For your convenience, a pathology lab has been set up on site so that you can have all the services available to you from our rooms.
Pathology is the study of disease and helps with diagnosis through the analysis of cells, tissues and bodily fluids. Through pathology, we are able to predict or follow the progression of disease. As a field of general inquiry and research, pathology addresses four components of disease: cause, development, structural alterations of cells (morphologic changes), and the consequences of changes.



Radiology is a medical specialty that uses imaging to diagnose and treat diseases seen within the body. Radiologists use a variety of imaging techniques such as X-ray, ultrasound, computed tomography (CT), nuclear medicine including positron emission tomography (PET), Mammography, and magnetic resonance imaging (MRI) to diagnose and/or treat diseases.

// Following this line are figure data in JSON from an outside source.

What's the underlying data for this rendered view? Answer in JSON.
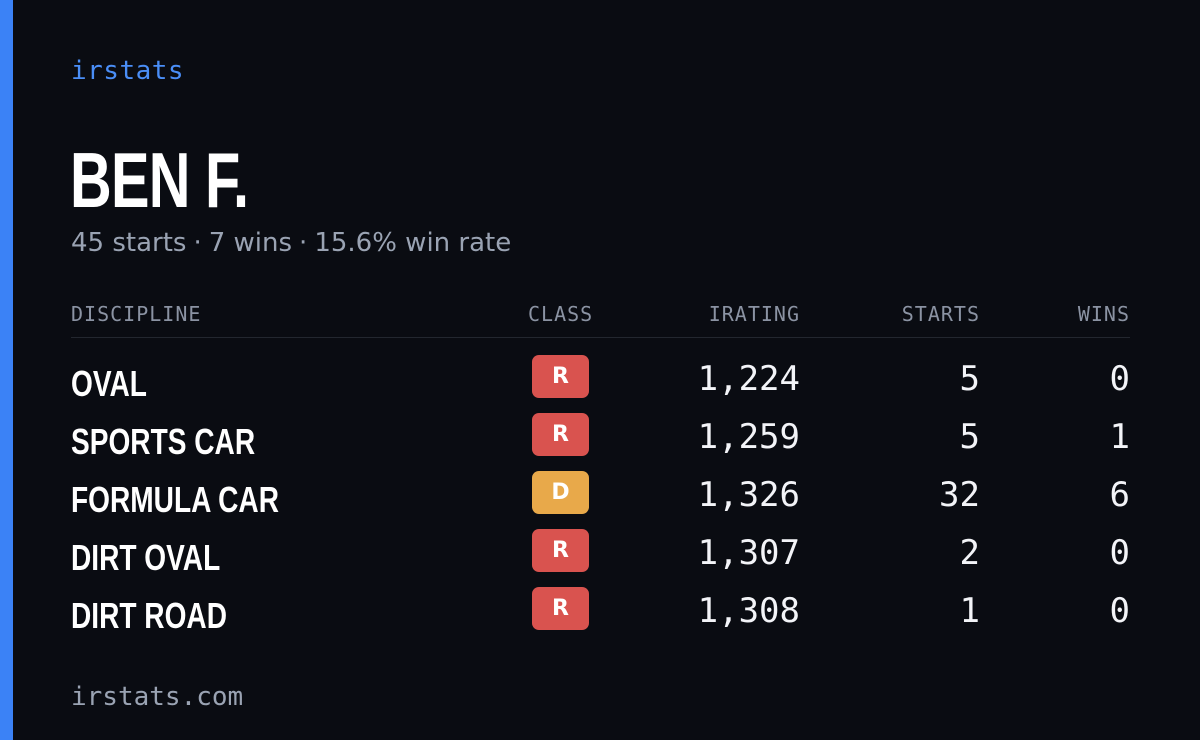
{
  "brand": "irstats",
  "driver": {
    "name": "BEN F.",
    "starts_text": "45 starts",
    "wins_text": "7 wins",
    "winrate_text": "15.6% win rate",
    "separator": "·"
  },
  "table": {
    "headers": {
      "discipline": "DISCIPLINE",
      "class": "CLASS",
      "irating": "IRATING",
      "starts": "STARTS",
      "wins": "WINS"
    },
    "rows": [
      {
        "discipline": "OVAL",
        "class": "R",
        "class_color": "#d9534f",
        "irating": "1,224",
        "starts": "5",
        "wins": "0"
      },
      {
        "discipline": "SPORTS CAR",
        "class": "R",
        "class_color": "#d9534f",
        "irating": "1,259",
        "starts": "5",
        "wins": "1"
      },
      {
        "discipline": "FORMULA CAR",
        "class": "D",
        "class_color": "#e8a94a",
        "irating": "1,326",
        "starts": "32",
        "wins": "6"
      },
      {
        "discipline": "DIRT OVAL",
        "class": "R",
        "class_color": "#d9534f",
        "irating": "1,307",
        "starts": "2",
        "wins": "0"
      },
      {
        "discipline": "DIRT ROAD",
        "class": "R",
        "class_color": "#d9534f",
        "irating": "1,308",
        "starts": "1",
        "wins": "0"
      }
    ]
  },
  "footer": "irstats.com",
  "colors": {
    "accent": "#3b82f6",
    "brand_text": "#4a8ef7",
    "background": "#0a0c12"
  }
}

Clinical trials -are they an option for me


Advances in oncology can only be made by testing the safety and efficacy of new drugs in people. Cancer clinical trials test new treatments for people with cancer. These can be studies of new types of chemotherapy, other types of treatment, or new ways to combine treatments. The goal of all these clinical trials is to find better ways to help treat you and future generations.

All clinical trials offer quality cancer care. Ask how this clinical trial could help you or others. For instance, you may be one of the first people to get a new treatment or drug. Payment for trials is covered by the company researching the treatment that is part of a clinical trial. Read more about trials on our Stay Up To Date page.

Payment Structure

It is important to talk with your medical scheme before you commence with treatment. Questions to include are:
• What will my insurance pay for?
o Radiological Studies
o Blood tests
o Motivation letters
o Do I need a written referral to see a specialist?
o Scripts
o Medical certificates
o Home nursing
o Home oxygen
• Which hospitals are covered by my plan?
• Benefits following active treatment
• Co-payments

Please note, your first consult with the doctor will be charged to you. A statement will be printed out and this can be used to claim back from your medical aid once registration has been complete. During your treatment, your consults will be charged to your medical aid but once your treatment is complete, the responsibility will be yours to cover consultation fees and claim this back from your medical aid.

How can I best work with my medical aid?

• Read your insurance policy before treatment starts to find out what your plan will and will not pay for.
• Keep records of all your treatment costs and insurance claims.
• Send your insurance company all the paperwork it asks for. This may include receipts from doctors’ visits, prescriptions, and lab work. Be sure to also keep copies for your own records.
• As needed, ask for help with the insurance paperwork.